Stock everything on 240sx s13coupe 15.6 with slipping clutch. So with a good clutch I guesstimate it would run 15.4

Source: Night7


----------



## innes177 (Feb 21, 2004)

sorry but why was that response necesary?


----------



## drift240sxdragqueen (Oct 23, 2002)

to show you how slow the SR is stock... the TT hits around 13's


----------



## Loki (Jan 12, 2004)

so what does a stock S13 with an RB20DET do than? OPIUM this one is for you to answer bro :cheers:


----------



## OPIUM (Aug 18, 2002)

innes177 said:


> sorry but why was that response necesary?

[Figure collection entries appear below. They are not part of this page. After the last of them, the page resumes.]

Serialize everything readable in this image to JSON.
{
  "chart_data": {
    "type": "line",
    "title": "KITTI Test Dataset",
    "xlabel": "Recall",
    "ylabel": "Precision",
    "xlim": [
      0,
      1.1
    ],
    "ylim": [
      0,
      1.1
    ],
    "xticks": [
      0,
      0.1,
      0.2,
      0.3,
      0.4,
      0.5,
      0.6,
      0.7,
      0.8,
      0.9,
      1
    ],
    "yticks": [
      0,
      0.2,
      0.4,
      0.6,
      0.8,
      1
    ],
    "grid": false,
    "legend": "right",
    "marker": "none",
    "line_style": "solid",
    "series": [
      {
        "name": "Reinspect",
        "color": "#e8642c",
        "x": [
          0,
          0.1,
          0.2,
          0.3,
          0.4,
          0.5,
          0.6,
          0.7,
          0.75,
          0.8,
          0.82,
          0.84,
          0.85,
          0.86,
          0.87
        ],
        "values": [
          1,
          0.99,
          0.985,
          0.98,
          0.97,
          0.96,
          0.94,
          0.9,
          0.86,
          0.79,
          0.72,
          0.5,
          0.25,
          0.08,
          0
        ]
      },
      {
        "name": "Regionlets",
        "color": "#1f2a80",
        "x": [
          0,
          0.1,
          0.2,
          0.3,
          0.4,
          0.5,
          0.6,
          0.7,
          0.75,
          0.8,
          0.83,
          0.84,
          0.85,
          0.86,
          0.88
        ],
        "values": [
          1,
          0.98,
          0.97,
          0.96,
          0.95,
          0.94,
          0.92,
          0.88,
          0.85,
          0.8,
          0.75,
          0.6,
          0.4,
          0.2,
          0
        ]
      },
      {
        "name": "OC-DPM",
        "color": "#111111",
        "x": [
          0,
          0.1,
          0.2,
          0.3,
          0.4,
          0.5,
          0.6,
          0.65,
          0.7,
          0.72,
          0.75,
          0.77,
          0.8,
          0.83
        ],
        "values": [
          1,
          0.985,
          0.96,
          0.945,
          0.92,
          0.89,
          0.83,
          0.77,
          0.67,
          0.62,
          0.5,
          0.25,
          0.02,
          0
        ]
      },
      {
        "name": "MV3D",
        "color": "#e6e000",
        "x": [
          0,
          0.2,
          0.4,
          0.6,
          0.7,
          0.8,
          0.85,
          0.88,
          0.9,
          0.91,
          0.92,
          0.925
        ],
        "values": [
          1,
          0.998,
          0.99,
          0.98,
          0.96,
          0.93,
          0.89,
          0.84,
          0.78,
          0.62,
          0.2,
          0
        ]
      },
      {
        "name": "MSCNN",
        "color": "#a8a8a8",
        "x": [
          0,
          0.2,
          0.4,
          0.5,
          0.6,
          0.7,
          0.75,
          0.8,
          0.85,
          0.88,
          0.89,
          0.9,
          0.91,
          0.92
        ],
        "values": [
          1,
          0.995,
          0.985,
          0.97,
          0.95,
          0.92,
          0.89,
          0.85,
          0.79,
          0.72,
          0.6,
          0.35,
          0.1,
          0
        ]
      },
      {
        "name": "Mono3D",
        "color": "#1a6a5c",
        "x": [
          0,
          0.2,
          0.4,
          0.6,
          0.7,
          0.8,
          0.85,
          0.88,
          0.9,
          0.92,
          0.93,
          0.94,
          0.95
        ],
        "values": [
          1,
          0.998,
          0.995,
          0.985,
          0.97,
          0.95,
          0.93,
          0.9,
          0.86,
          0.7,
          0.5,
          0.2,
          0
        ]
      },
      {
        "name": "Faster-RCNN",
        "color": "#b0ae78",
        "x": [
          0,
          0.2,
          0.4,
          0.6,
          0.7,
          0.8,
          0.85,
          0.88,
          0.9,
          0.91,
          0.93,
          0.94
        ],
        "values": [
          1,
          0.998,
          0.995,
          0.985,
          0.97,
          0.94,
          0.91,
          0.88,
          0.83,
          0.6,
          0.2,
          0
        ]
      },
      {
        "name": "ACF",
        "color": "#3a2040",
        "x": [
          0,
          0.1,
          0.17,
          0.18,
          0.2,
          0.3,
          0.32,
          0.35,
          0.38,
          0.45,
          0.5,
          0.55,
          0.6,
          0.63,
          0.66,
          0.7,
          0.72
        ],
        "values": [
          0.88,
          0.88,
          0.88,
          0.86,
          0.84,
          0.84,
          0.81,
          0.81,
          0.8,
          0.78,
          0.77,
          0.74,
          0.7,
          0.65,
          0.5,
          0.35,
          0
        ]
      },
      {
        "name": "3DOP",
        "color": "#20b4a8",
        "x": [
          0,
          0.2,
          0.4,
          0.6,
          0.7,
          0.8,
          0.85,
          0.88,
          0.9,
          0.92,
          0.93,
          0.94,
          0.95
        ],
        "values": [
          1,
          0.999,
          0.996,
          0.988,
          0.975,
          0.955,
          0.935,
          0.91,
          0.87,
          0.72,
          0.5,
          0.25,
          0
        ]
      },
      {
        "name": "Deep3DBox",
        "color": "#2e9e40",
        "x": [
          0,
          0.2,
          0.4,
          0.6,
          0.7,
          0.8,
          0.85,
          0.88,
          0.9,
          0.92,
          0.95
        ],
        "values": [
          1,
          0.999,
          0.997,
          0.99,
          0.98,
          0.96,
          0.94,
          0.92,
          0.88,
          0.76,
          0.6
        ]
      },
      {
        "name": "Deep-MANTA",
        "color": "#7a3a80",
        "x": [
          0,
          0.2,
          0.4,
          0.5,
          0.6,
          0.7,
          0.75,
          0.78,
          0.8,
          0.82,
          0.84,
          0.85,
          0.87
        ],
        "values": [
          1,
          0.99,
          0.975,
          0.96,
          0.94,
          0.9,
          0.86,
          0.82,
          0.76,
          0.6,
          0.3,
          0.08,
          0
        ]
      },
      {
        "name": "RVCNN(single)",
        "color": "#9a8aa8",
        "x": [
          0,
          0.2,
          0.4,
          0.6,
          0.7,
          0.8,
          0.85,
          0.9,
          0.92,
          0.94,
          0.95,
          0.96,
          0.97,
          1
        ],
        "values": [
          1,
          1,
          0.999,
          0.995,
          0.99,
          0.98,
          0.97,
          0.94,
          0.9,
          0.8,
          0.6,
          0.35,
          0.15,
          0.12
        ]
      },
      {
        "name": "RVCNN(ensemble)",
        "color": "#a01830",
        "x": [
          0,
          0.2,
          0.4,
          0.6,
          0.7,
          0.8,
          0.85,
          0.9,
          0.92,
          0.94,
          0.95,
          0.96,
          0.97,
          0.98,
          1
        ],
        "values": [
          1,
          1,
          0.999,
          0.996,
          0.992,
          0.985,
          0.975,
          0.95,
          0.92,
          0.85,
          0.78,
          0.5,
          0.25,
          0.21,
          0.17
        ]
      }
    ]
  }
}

And Loki.. I have no idea yet. I'm anticipating low 14's with it just by the feel of things. I usually have a good idea as to what things will do in the 1/4. My ass dyno doesn't usually screw up that often


----------



## Loki (Jan 12, 2004)

Thanks Opium, im planing to get the RB20 also, from Venus, its on sale for about $1200 front clip, and im about 2 hours away, so what do you think?


----------



## OPIUM (Aug 18, 2002)

Umm... I dunno about Venus. They're prices are right, but don't expect it to be up and running as soon as you put it in. They're clips usually have stuff wrong with them. But they have good support meaning if something is broke or missing that is crucial they'll send it out to you


----------



## Loki (Jan 12, 2004)

OPIUM said:


> Umm... I dunno about Venus. They're prices are right, but don't expect it to be up and running as soon as you put it in. They're clips usually have stuff wrong with them. But they have good support meaning if something is broke or missing that is crucial they'll send it out to you


well im not going alone, i really dont know shit about engines, im going with a friend and his uncle (mechanic) he will swap the engine for me for 450 $ even with warranty LOL, either way hopefully the clips are in good working conditions, :fluffy:


----------



## OPIUM (Aug 18, 2002)

yeah sounds like a good deal then... have at it Hoss...


----------